Two Yellow-billed Cuckoos

Early this morning, not long after sunrise, the drooping, dark-green leaves on a low-hanging branch of a persimmon tree rustled and out came a sleek brown head, bright eye and long, down-curved yellow bill, and a creamy white throat and neck and breast – a Yellow-billed Cuckoo. In its bill it held a very big fat dark caterpillar, which it slowly ate.

The Cuckoo was only a few feet away from where I stood on the side of a road, and almost at eye level, and it stayed in view, moving around, so close I could see it unusually well  – the dark top of the yellow bill, the pale yellow ring around the dark eye, the soft suede-brown color of the plumage on the back and head, with deep-reddish tinges in the wings, and the long startling tail with big white spots against black, on the under side.

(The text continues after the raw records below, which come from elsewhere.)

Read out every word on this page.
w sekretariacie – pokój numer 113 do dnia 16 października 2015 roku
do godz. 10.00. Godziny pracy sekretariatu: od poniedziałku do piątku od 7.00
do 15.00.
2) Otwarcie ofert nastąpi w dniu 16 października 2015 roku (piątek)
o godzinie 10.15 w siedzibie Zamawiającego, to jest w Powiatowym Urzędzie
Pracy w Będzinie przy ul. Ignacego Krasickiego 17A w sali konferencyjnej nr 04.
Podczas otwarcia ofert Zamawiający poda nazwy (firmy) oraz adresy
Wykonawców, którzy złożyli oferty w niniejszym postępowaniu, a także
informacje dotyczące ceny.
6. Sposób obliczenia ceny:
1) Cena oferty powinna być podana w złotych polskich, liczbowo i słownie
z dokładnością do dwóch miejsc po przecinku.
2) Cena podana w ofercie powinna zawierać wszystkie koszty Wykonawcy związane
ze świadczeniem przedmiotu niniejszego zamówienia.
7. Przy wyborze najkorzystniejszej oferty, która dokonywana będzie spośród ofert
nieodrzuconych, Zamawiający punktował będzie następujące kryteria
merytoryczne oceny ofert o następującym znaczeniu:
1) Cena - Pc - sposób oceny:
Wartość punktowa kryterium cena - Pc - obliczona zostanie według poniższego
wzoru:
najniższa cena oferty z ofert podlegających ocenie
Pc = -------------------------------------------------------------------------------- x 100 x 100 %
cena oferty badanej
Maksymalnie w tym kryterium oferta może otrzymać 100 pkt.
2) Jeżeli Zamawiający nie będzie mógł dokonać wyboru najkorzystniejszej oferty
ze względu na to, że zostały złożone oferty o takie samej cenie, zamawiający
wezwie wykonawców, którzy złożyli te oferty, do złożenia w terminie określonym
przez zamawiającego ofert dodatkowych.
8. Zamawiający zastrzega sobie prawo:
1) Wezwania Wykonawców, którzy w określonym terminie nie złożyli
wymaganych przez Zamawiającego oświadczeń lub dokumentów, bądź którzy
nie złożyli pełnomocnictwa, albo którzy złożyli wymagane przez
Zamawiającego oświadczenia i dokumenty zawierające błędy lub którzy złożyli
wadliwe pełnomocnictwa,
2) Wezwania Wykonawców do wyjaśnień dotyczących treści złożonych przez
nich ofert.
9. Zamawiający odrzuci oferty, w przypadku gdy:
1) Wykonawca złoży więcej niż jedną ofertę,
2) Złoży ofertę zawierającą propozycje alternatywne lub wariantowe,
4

I watched for two or three minutes as it ate the caterpillar and searched the branches and leaves for more, before realizing that there was also a second Yellow-billed Cuckoo in the same tree. For a couple of minutes both were in full view, though just inside the branches of the persimmon tree – which is heavy with fruit – and shaded by its leaves. Both were quiet.

On several days earlier in August I’ve heard the dry, exotic call of a Yellow-billed Cuckoo from somewhere deep in the woods, but this is the first time this year I’ve seen one – and to see them so close and so clear was memorable. Especially that first surprising view as it emerged from the leaves.

The dramatic call of a Yellow-billed Cuckoo is one of the most characteristic sounds of a southern woodland in summer, though the birds are secretive and not often seen, and their presence to me is a vivid example of the diversity of wildlife that still depends on these struggling second-growth woodlands for habitat.

It’s also encouraging that they still can be found here, because unfortunately, populations of Yellow-billed Cuckoos are declining rapidly,* most likely because of fragmentation and loss of the habitat they prefer – open woodlands near creeks or rivers, with clearings and low, dense shrubs and other vegetation. This kind of habitat here is steadily disappearing in the path of urban and suburban development.

*Janice M. Hughes. 1999. Yellow-billed Cuckoo (Coccyzus americanus), The Birds of North America Online (A. Poole, Ed.) Ithaca: Cornell Lab of Ornithology.